The self-leveling feature is useful, but I would stop short of calling it attitude control. The sticks still command rotation rate, and the self-leveling acts over a long period of time to get back to level. True attitude control would have the sticks commanding angle and the quad would snap back to level "instantly" when the stick is centered. Even the slow self-leveling helps, though, when you're high up and can't easily see the attitude. And the height damping from the z-axis accelerometer is nice. It makes manual altitude holding a lot easier.

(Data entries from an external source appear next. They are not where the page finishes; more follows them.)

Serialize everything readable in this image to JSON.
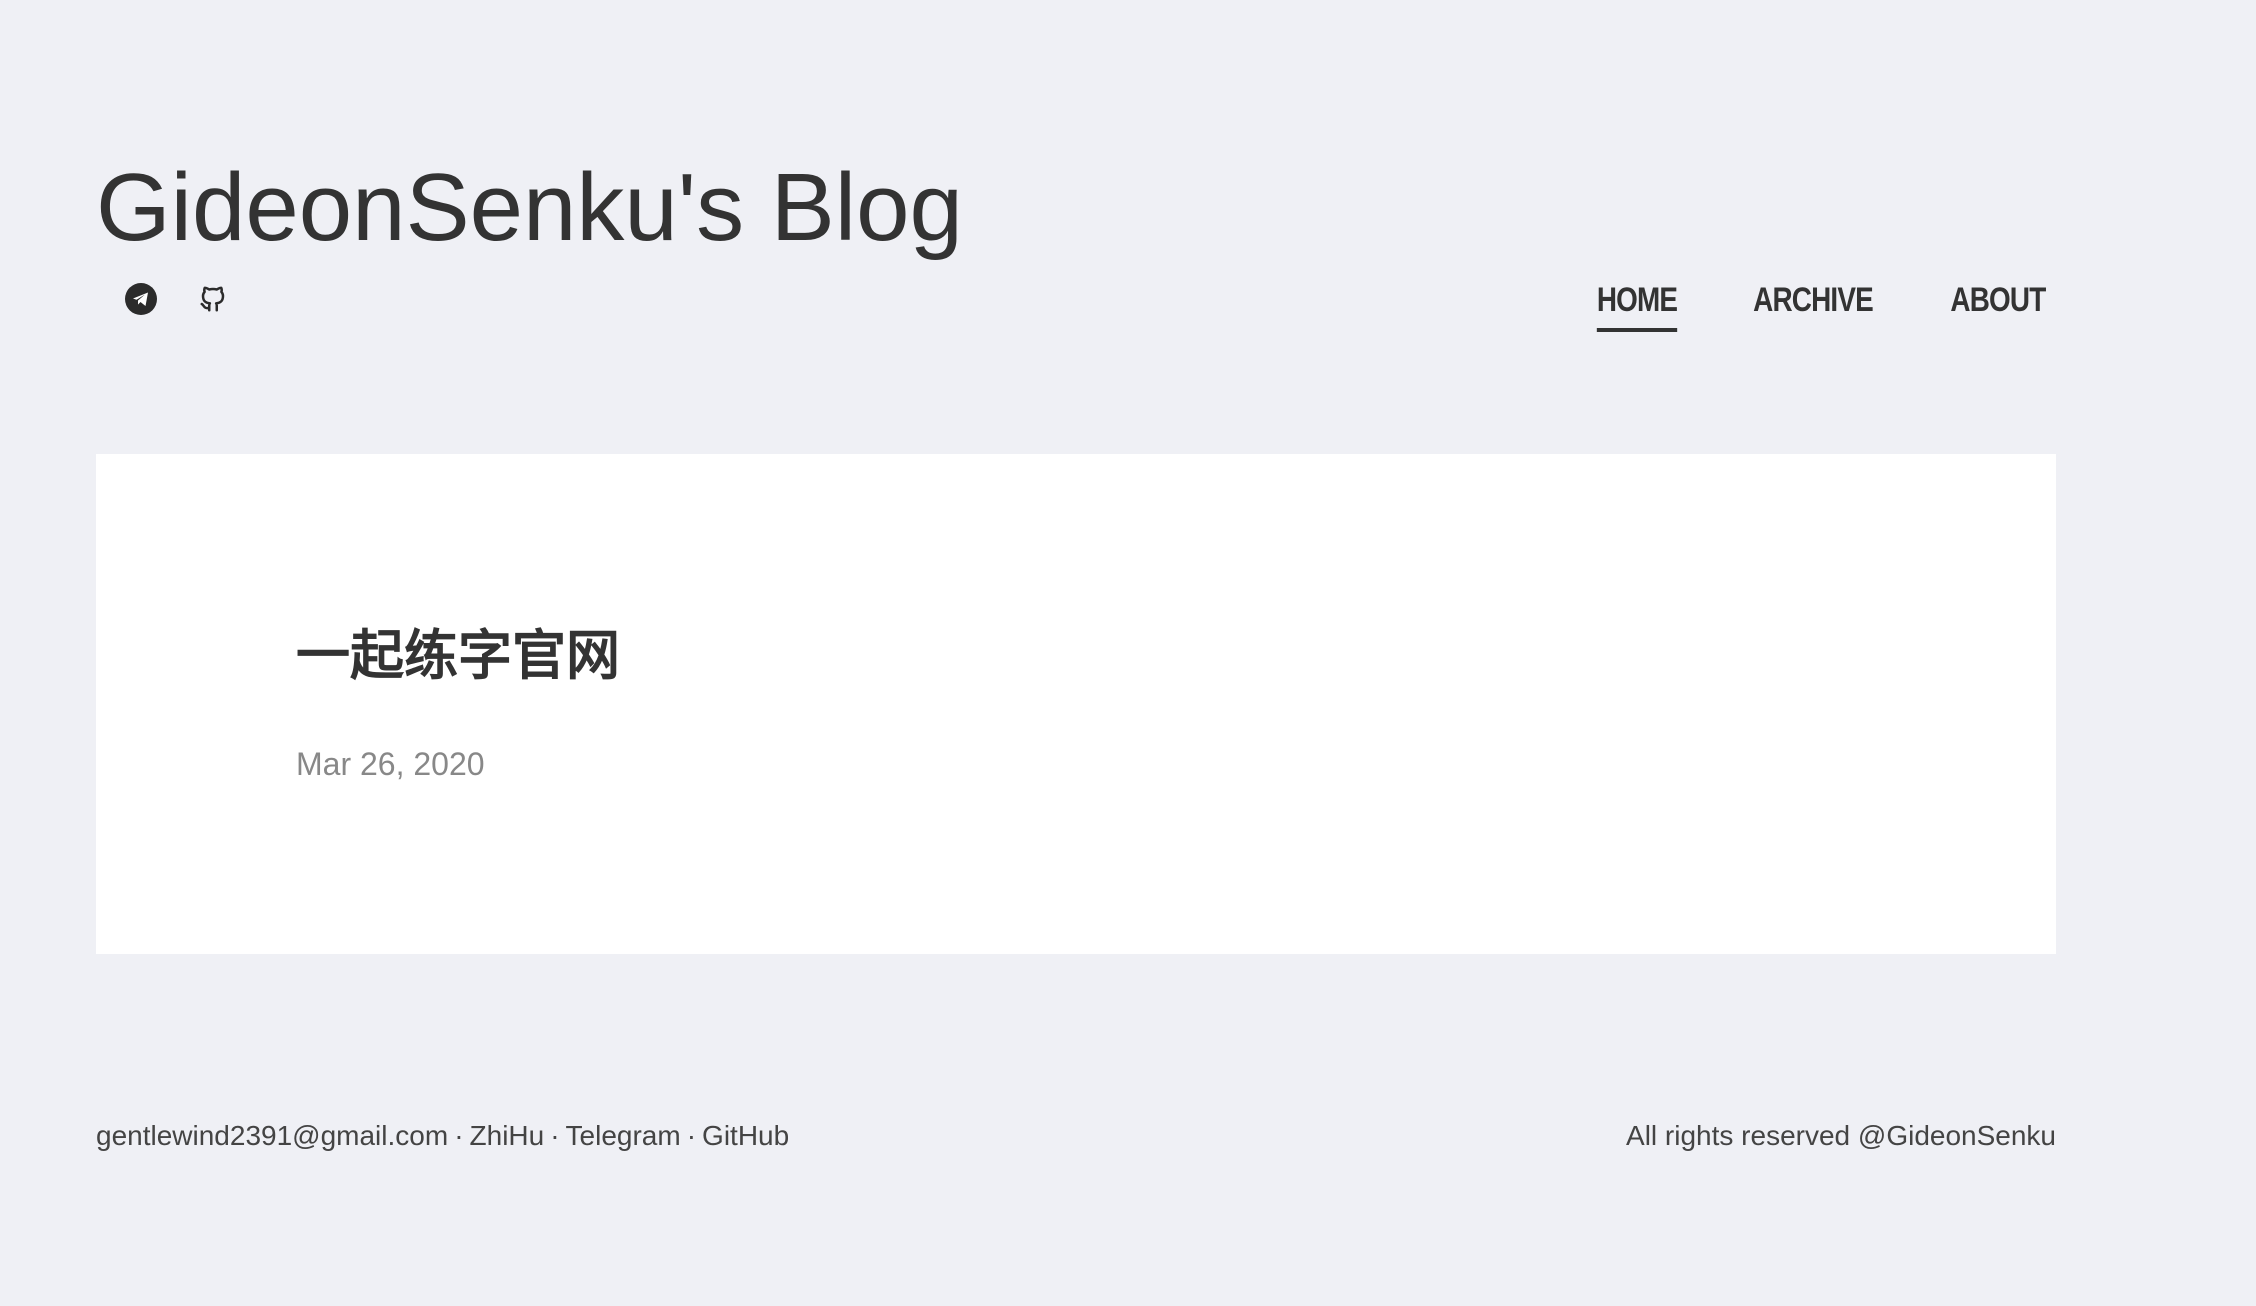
{
  "header": {
    "site_title": "GideonSenku's Blog",
    "social_icons": [
      {
        "icon": "telegram-icon"
      },
      {
        "icon": "github-icon"
      }
    ]
  },
  "nav": {
    "items": [
      {
        "label": "HOME",
        "active": true
      },
      {
        "label": "ARCHIVE",
        "active": false
      },
      {
        "label": "ABOUT",
        "active": false
      }
    ]
  },
  "post": {
    "title": "一起练字官网",
    "date": "Mar 26, 2020"
  },
  "footer": {
    "links": [
      {
        "label": "gentlewind2391@gmail.com"
      },
      {
        "label": "ZhiHu"
      },
      {
        "label": "Telegram"
      },
      {
        "label": "GitHub"
      }
    ],
    "separator": "·",
    "copyright": "All rights reserved @GideonSenku"
  },
  "colors": {
    "background": "#eff0f5",
    "card": "#ffffff",
    "text": "#333333",
    "muted": "#888888"
  }
}
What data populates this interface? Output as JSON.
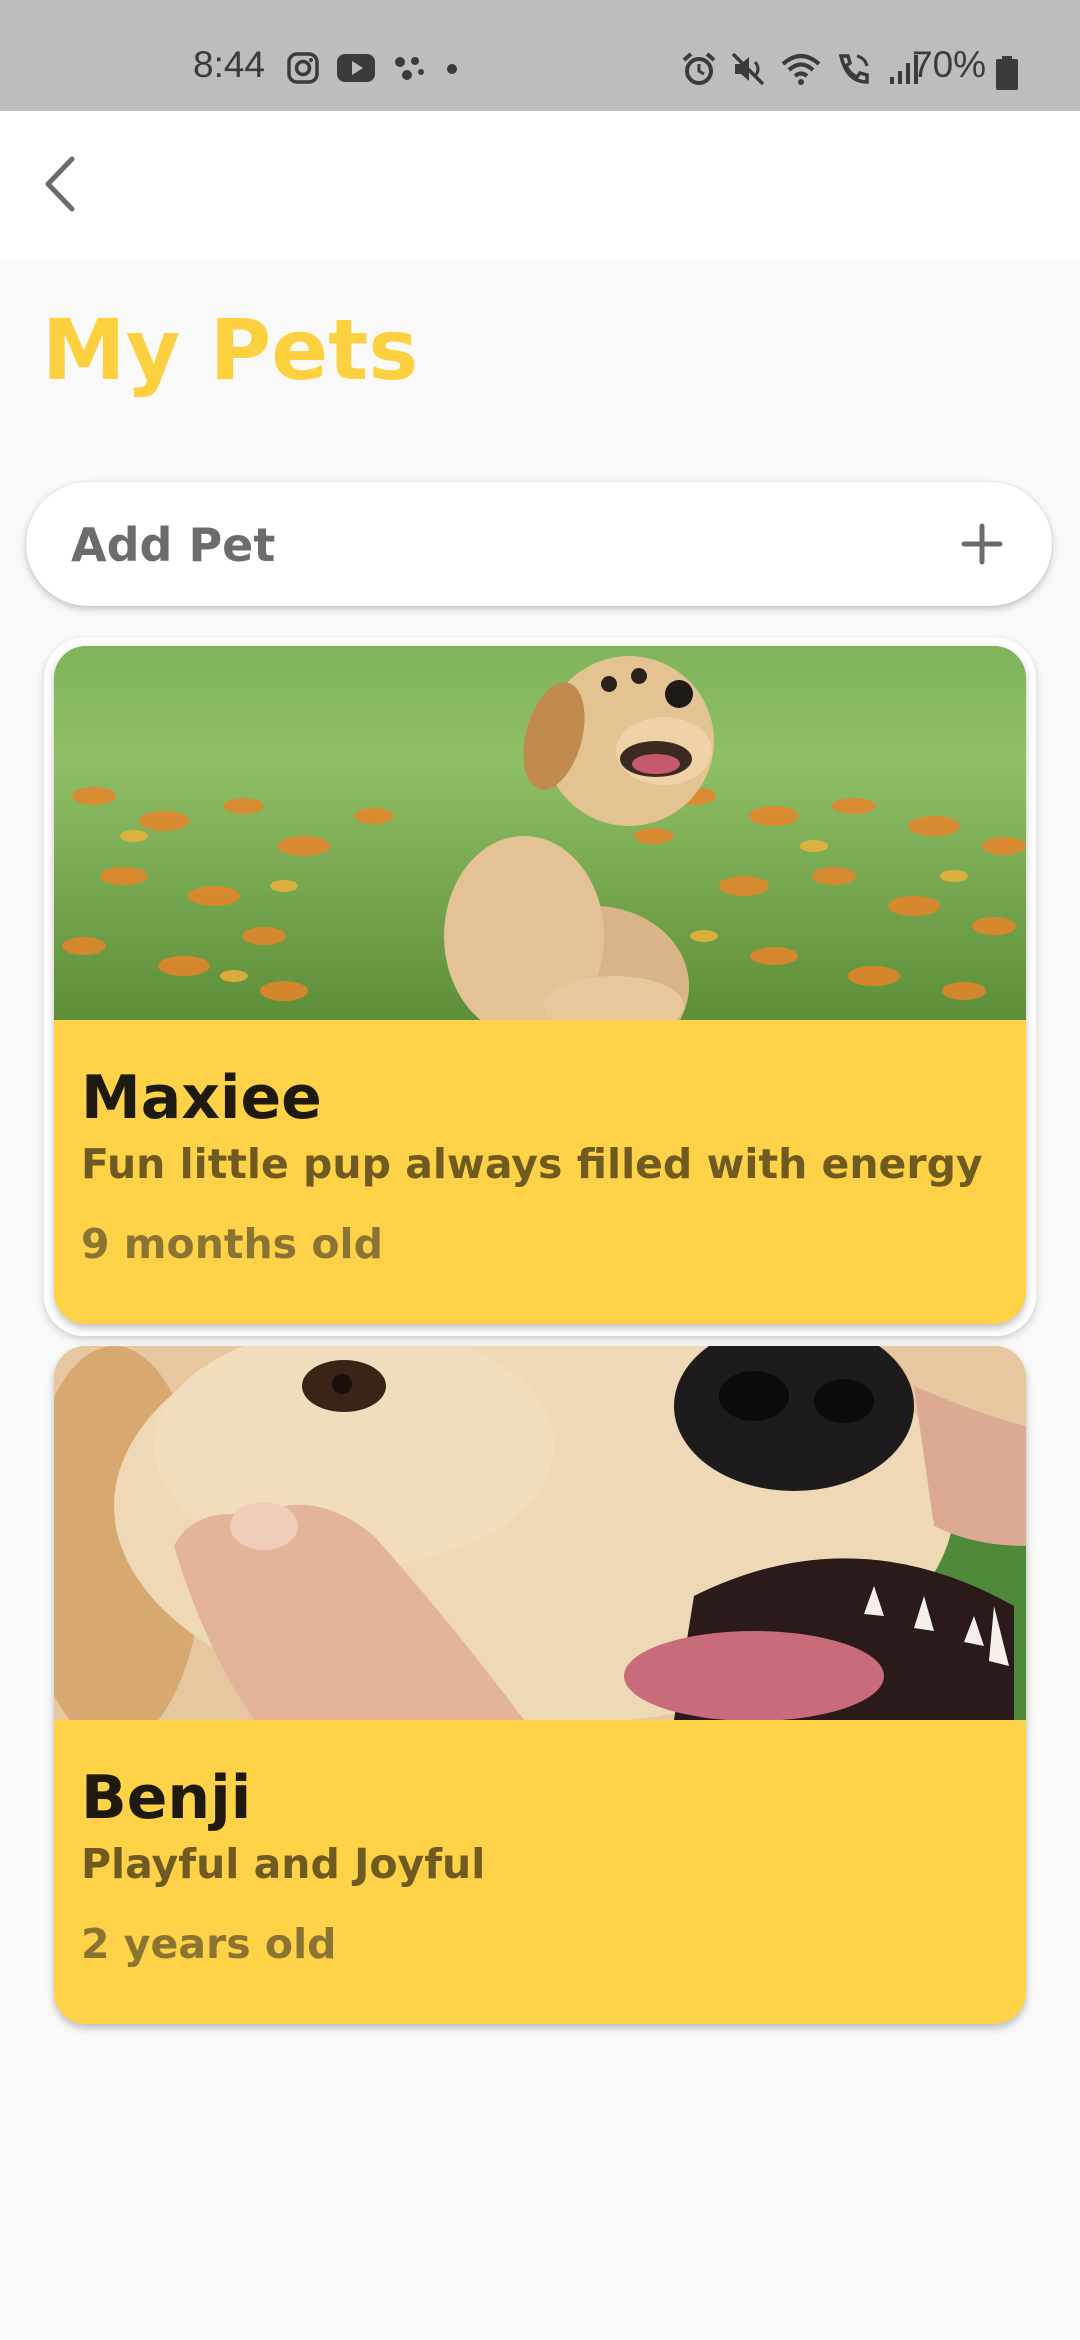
{
  "status_bar": {
    "time": "8:44",
    "battery": "70%",
    "left_icons": [
      "instagram-icon",
      "youtube-icon",
      "assistant-icon",
      "dot-icon"
    ],
    "right_icons": [
      "alarm-icon",
      "mute-icon",
      "wifi-icon",
      "call-icon",
      "signal-icon",
      "battery-icon"
    ]
  },
  "app_bar": {
    "back_icon": "chevron-left-icon"
  },
  "page": {
    "title": "My Pets"
  },
  "add_pet": {
    "label": "Add Pet",
    "icon": "plus-icon"
  },
  "pets": [
    {
      "name": "Maxiee",
      "description": "Fun little pup always filled with energy",
      "age": "9 months old"
    },
    {
      "name": "Benji",
      "description": "Playful and Joyful",
      "age": "2 years old"
    }
  ],
  "colors": {
    "accent": "#fdd03f",
    "card": "#ffd247",
    "status_bar": "#bdbdbd"
  }
}
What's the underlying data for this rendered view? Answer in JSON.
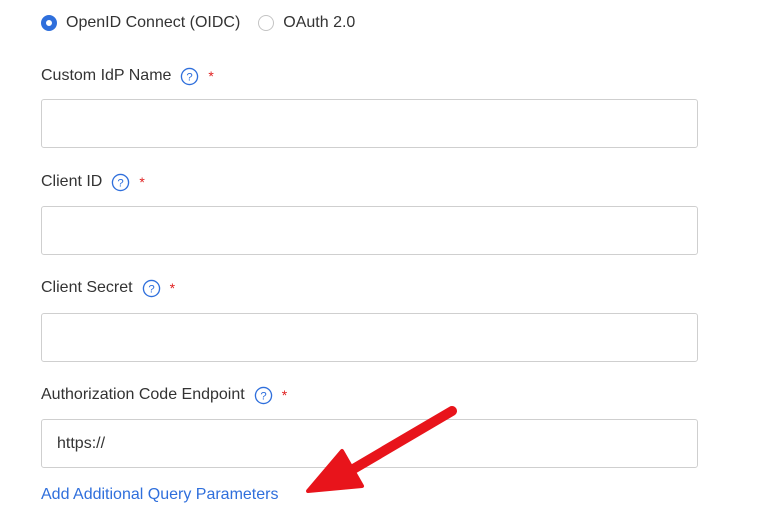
{
  "protocol": {
    "options": [
      {
        "label": "OpenID Connect (OIDC)",
        "selected": true
      },
      {
        "label": "OAuth 2.0",
        "selected": false
      }
    ]
  },
  "fields": {
    "idp_name": {
      "label": "Custom IdP Name",
      "value": "",
      "required_mark": "*"
    },
    "client_id": {
      "label": "Client ID",
      "value": "",
      "required_mark": "*"
    },
    "client_secret": {
      "label": "Client Secret",
      "value": "",
      "required_mark": "*"
    },
    "auth_endpoint": {
      "label": "Authorization Code Endpoint",
      "value": "https://",
      "required_mark": "*"
    }
  },
  "links": {
    "add_query_params": "Add Additional Query Parameters"
  },
  "icons": {
    "help": "question-circle-icon",
    "annotation": "red-arrow-icon"
  },
  "colors": {
    "accent": "#2f6fdc",
    "required": "#e02020",
    "annotation_arrow": "#e8141b",
    "text": "#333333",
    "input_border": "#cfcfcf"
  }
}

The new features make it easier to go high with the quadrotor, since you don't have to worry as much about it taking off in one direction when you lose track of the attitude:

MITERS has a bunch of flying things now, so we all went out for some evening test flying until it was too dark to really do anything:


  1. Shane,

    I have been following your site for some time, and little by little I have progressed to the point that I could even start to think about doing a brushless controller project. I was going through some past posts trying to wrap my head around the general principles of the hardware design and I was wondering if sometime you might dedicate a post (or point me to a comprehensive site) that talks about design of a BLDC controller from a hardware perspective. I am not an EE, just an AE trying to mechanize some of my designs. Some of the things that I am still trying to wrap my head around are what are important specifications for FET's, Predrivers vs Optocouplers vs 5V compatible gates (can these be driven straight from the micro controller), Micro controller (things like number of pwms, and other onboard hardware devices that make life easier), and lastly other misc devices such as hall effect sensor types/requirements.


  2. Just found your 3phduo notes, perhaps most of my questions will be answered there.


  3. Does this theme has to do with your professional position or perhaps is it mostly about your hobbies and kinds of spending your free time?